As students filed back into class after the weekend, I handed out rubrics with grades. To Cheater Chaz, I handed the academic dishonesty report that goes to the academic VP's office and is followed by a visit to the disciplinary committee. Next to my record of his various infractions during the quarter was an F and a recommendation that he withdraw from the class because there was no way he could pass the class without cheating (as evidenced by his having cheated on almost everything due in the first three weeks of class). Cheater Chaz requested to speak to me outside of class.
We stepped into the hallway as students continued to file into the classroom.
"How can you say I cheated?" he demanded.
"Given that you've gotten F's on almost everything you've turned in so far because you copied from another source and we've talked about this multiple times, I'm surprised that you're surprised," I responded.
And this is when Cheater Chaz pulled out the lame guns of logic. "You're racist," he shouted. "You always had it out for me from the beginning. You're just racist."
To prove this racism in a formal complaint he filed against me, he pulled out all of his homework and assignments (with my grades of "F" and notes instructing him to quit cheating on assignments, along with page numbers he could look up in our handbook on the topic of academic dishonesty).
During the disciplinary board hearing, he provided such evidence to "prove" that I was racist. When the disciplinary committee pointed out that I was the same ethnicity as Cheater Chaz, he claimed that I am one of those people who hate my own race.

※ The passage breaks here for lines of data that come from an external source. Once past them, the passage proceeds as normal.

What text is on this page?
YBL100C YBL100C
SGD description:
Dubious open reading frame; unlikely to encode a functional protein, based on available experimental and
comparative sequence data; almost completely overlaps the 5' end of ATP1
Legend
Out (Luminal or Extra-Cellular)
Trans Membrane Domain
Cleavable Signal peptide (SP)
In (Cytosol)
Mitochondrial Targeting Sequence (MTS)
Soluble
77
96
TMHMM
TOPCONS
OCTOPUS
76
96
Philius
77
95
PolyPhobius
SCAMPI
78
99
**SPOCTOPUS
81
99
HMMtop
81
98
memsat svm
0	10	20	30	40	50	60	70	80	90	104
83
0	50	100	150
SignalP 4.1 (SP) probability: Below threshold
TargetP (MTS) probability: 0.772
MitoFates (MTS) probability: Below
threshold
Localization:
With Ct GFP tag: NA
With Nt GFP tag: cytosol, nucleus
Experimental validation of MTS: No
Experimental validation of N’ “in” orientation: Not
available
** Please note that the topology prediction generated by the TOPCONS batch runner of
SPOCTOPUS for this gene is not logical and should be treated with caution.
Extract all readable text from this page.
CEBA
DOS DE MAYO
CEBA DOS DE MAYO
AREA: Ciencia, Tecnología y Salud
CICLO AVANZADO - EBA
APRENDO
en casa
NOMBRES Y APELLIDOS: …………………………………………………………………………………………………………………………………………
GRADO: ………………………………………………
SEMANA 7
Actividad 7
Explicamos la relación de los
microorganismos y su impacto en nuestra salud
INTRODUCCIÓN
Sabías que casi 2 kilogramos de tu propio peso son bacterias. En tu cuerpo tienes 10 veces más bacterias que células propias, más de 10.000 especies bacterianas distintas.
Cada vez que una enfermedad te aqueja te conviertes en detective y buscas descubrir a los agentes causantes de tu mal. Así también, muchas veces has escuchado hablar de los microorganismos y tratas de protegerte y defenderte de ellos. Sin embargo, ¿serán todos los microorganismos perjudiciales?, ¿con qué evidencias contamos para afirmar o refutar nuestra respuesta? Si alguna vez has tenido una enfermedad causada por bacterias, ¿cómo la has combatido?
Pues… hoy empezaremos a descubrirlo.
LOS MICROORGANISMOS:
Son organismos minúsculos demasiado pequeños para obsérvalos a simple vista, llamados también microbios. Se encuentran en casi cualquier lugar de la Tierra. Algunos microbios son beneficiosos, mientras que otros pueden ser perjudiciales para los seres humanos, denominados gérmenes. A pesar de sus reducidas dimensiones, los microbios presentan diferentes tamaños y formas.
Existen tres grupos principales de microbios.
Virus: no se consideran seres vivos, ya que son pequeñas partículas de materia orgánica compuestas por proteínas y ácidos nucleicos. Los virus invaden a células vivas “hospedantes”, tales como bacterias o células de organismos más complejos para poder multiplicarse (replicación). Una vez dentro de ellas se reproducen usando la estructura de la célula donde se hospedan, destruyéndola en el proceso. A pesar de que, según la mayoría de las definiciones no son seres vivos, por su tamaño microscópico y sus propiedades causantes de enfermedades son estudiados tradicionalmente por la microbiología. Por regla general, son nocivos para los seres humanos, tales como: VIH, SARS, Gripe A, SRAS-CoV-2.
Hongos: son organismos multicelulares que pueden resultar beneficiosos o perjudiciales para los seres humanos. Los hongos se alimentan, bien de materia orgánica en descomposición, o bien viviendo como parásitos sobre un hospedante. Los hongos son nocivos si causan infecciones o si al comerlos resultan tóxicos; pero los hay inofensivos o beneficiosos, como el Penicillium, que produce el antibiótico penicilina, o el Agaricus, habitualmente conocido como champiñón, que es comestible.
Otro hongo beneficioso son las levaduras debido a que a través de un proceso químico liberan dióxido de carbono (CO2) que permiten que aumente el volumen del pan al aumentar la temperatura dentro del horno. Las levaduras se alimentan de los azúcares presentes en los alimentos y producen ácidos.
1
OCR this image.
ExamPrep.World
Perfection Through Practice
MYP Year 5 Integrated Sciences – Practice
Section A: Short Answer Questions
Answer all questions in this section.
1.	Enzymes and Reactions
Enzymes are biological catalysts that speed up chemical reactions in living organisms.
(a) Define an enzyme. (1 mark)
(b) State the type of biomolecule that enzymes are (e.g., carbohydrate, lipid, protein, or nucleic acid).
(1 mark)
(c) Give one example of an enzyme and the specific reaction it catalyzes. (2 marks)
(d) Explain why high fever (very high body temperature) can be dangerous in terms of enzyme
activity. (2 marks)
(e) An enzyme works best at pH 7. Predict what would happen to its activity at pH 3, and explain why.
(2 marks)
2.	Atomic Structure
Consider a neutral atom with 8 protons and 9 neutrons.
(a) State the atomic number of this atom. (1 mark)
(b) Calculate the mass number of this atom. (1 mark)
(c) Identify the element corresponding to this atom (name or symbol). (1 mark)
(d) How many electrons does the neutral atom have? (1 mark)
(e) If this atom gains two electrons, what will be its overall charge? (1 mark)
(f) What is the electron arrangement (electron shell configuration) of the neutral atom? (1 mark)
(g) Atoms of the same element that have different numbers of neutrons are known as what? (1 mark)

And Cheater Chaz is not the only one to behave in such a manner. It seems that more and more, when students feel unfairly picked on or are called out for being flat-out wrong or for behaving in completely inappropriate ways (like Sally phone-a-thon who tried to talk to her boyfriend back home during my lecture), they choose to retaliate by accusing the professor of some egregious crime that is simply a way to 'get back at' the professor.
Somehow, I think the definition of racism, sexism, religious intolerance, and any other form of discrimination has shifted to suit the needs of any disgruntled student who feels as if they haven't been able to manipulate the professor.
And people wonder why I've lost my love of teaching; why I come armed with a notebook in which to record any 'incident' that may turn into a complaint; why I no longer recommend that they, too, become professors; why I am looking for a job that will take me far away from wretched, entitled creeps who belittle others with no regard for their false accusations. When is the misery too much to continue?